While still in high school, my brother made the wise observation that “identity is expensive.” We went to school in the rarefied environment of a wealthy, exclusive, largely homogeneous town. As a high-school student, there were many opportunities to craft your own identity. It was an angsty exercise for some of us because — like any place — there were cliques and all kinds of subtle divisions. There were the jocks, the socs, the popular people, the nerds, and so on. People like me, who were socially inept, largely created identity based on strange rigid rules. In my circle, the music you listened to was extraordinarily important. But every clique and grouping had its shibboleths. In some circles, it was the clothing you wore, in some the car you drove (in some circles, everyone had a car after they were 16), or in others the sports teams you supported. In many, it was a combination of these things. But as my brother noted, a great deal of energy was dedicated to the creation and maintenance of identity.

Even as a middle-aged adult, it’s often hard for me to understand the complexities of identity. In the real world it’s so much more complicated than the high-school microcosm, with all kinds of culturally imposed identities trumping the ones we create for ourselves. Some of the books I’ve read (books on class in America, Johnstone’s discussion of status and masks, Zinn’s histories of American class) have opened up to me whole vistas into the problem of identity.

In recent months, I created a new Twitter account and started following people on Twitter specifically to understand my own discomfort levels. I’m following people who might be characterized as social activists, but more accurately are people who discuss social oppression based on identity. They are women, people of color, trans*, and other marginalized people.

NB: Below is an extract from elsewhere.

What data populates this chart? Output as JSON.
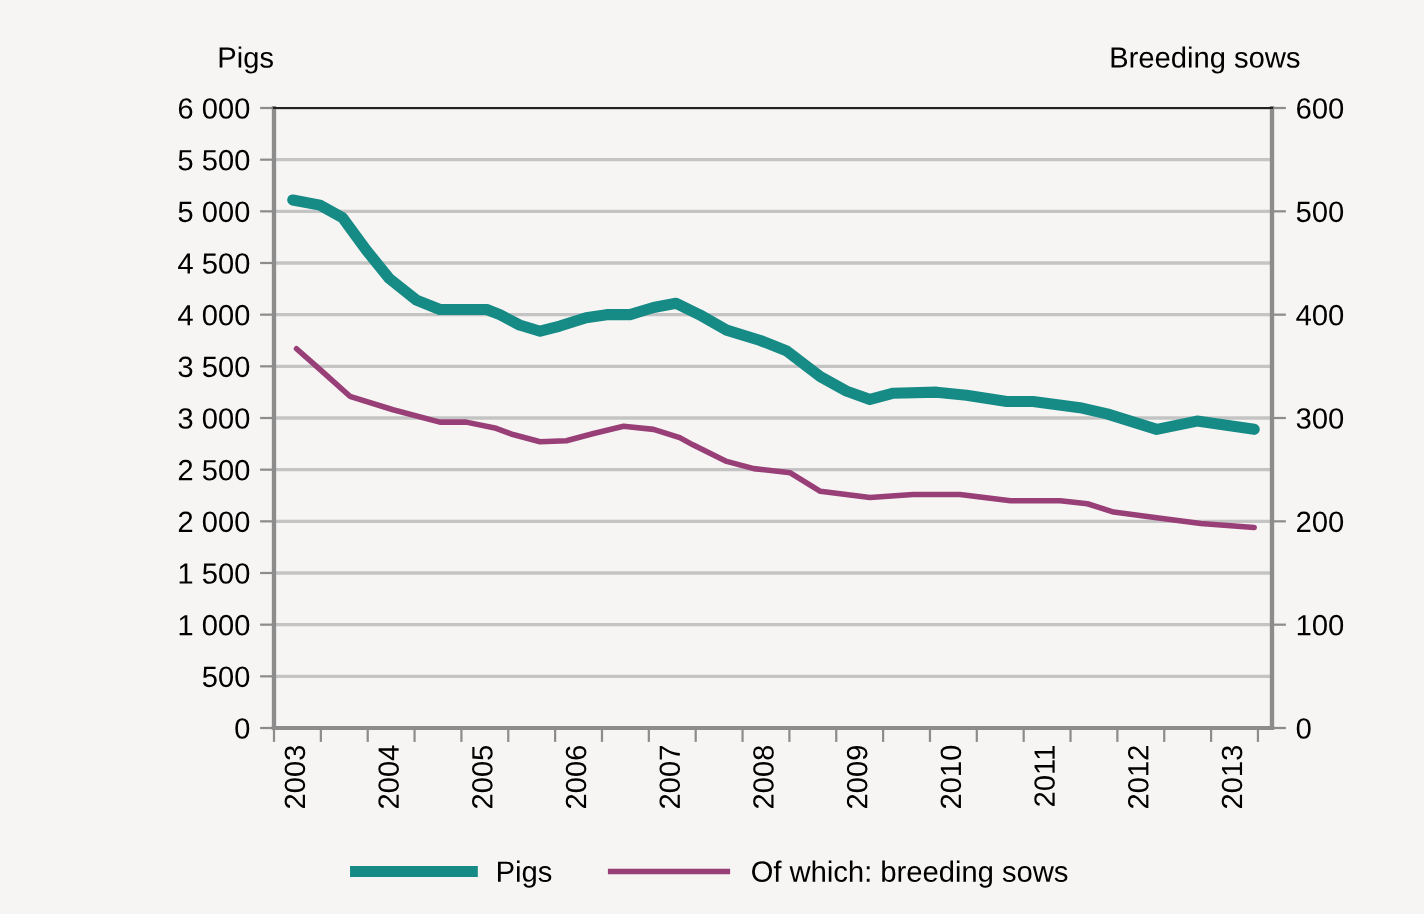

They are people who speak out because they are angry, and they are angry because society treats them badly. Much of what I read makes me profoundly uncomfortable.

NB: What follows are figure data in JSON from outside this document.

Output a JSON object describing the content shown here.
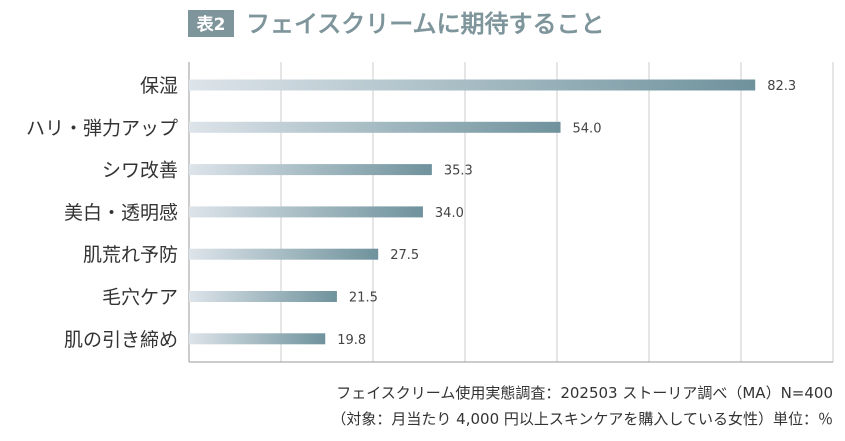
{
  "header": {
    "badge": "表2",
    "title": "フェイスクリームに期待すること"
  },
  "chart_data": {
    "type": "bar",
    "orientation": "horizontal",
    "categories": [
      "保湿",
      "ハリ・弾力アップ",
      "シワ改善",
      "美白・透明感",
      "肌荒れ予防",
      "毛穴ケア",
      "肌の引き締め"
    ],
    "values": [
      82.3,
      54.0,
      35.3,
      34.0,
      27.5,
      21.5,
      19.8
    ],
    "value_labels": [
      "82.3",
      "54.0",
      "35.3",
      "34.0",
      "27.5",
      "21.5",
      "19.8"
    ],
    "xlim": [
      0,
      70
    ],
    "grid": true
  },
  "footer": {
    "source": "フェイスクリーム使用実態調査：202503 ストーリア調べ（MA）N=400",
    "note": "（対象：月当たり 4,000 円以上スキンケアを購入している女性）単位：％"
  },
  "colors": {
    "badge_bg": "#7f959c",
    "title": "#7f959c",
    "bar_start": "#dde4ea",
    "bar_end": "#6f929c",
    "grid": "#cccccc",
    "axis": "#999999"
  }
}
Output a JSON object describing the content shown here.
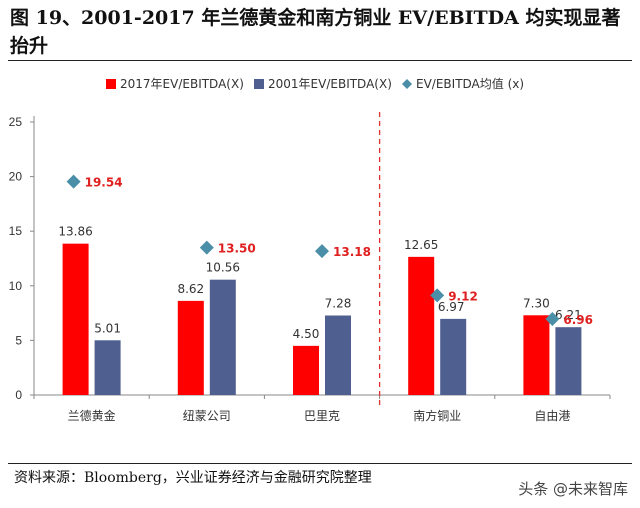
{
  "figure": {
    "title": "图 19、2001-2017 年兰德黄金和南方铜业 EV/EBITDA 均实现显著抬升",
    "source": "资料来源：Bloomberg，兴业证券经济与金融研究院整理",
    "watermark": "头条 @未来智库"
  },
  "chart_data": {
    "type": "bar",
    "categories": [
      "兰德黄金",
      "纽蒙公司",
      "巴里克",
      "南方铜业",
      "自由港"
    ],
    "series": [
      {
        "name": "2017年EV/EBITDA(X)",
        "type": "bar",
        "color": "#ff0000",
        "values": [
          13.86,
          8.62,
          4.5,
          12.65,
          7.3
        ]
      },
      {
        "name": "2001年EV/EBITDA(X)",
        "type": "bar",
        "color": "#4f5f8f",
        "values": [
          5.01,
          10.56,
          7.28,
          6.97,
          6.21
        ]
      },
      {
        "name": "EV/EBITDA均值  (x)",
        "type": "scatter",
        "marker": "diamond",
        "color": "#4a8ea8",
        "values": [
          19.54,
          13.5,
          13.18,
          9.12,
          6.96
        ]
      }
    ],
    "bar_labels": {
      "2017": [
        "13.86",
        "8.62",
        "4.50",
        "12.65",
        "7.30"
      ],
      "2001": [
        "5.01",
        "10.56",
        "7.28",
        "6.97",
        "6.21"
      ],
      "mean": [
        "19.54",
        "13.50",
        "13.18",
        "9.12",
        "6.96"
      ]
    },
    "mean_label_color": "#e02020",
    "y_ticks": [
      "0",
      "5",
      "10",
      "15",
      "20",
      "25"
    ],
    "ylim": [
      0,
      25
    ],
    "grid": false,
    "legend": "top",
    "divider_after_category": 2,
    "divider_color": "#e03030"
  }
}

My initial response tends towards anger, resistance, and desire to argue. I feel myself wanting to explain things away. I want to offer possible mitigating situations. I force myself to analyze why I have those reactions, and assess what ideas I’m vested in and why. I continue to learn a great deal.

In my high school, identity was to some extent a choice. To be sure, we couldn’t choose our sex, or how wealthy our parents were, or whether or not we were beautiful. But in that time and place, there was very little visible deviance from the norm. There were almost no people of color in our town. Religiously, there was slightly more variation. We were one of a handful of Jewish families; there was a Catholic church and a Mormon community, one or two Muslim families, but the vast majority was Protestant. There was no visible queer culture at all. When a friend in college mentioned that he was gay, I told him (and honestly believed) that I’d never met anyone gay before. The struggle for identity was within these narrow bounds. I’m sure in retrospect that there were people who suffered abuse, addiction, and illness, but this too was virtually invisible.

My high school world is a tiny piece of the world against which I see such strong reaction today. The alienation I experienced as a bullied socially-awkward Jewish nerd in a WASP community was a tiny piece of the alienation I see in people speaking out today. At one time, I thought that my experiences gave me insight into the experience of marginalized people. Now I appreciate that it perhaps gives me empathy for their plight, but can’t yield any understanding.

The problem is much deeper and more entrenched than I can wrap my head around. It’s pernicious, subtle, and pervasive. And yet it’s also so obvious once I begin to be able to look. It’s as obvious as calling a purse a “urban tactical pouch.”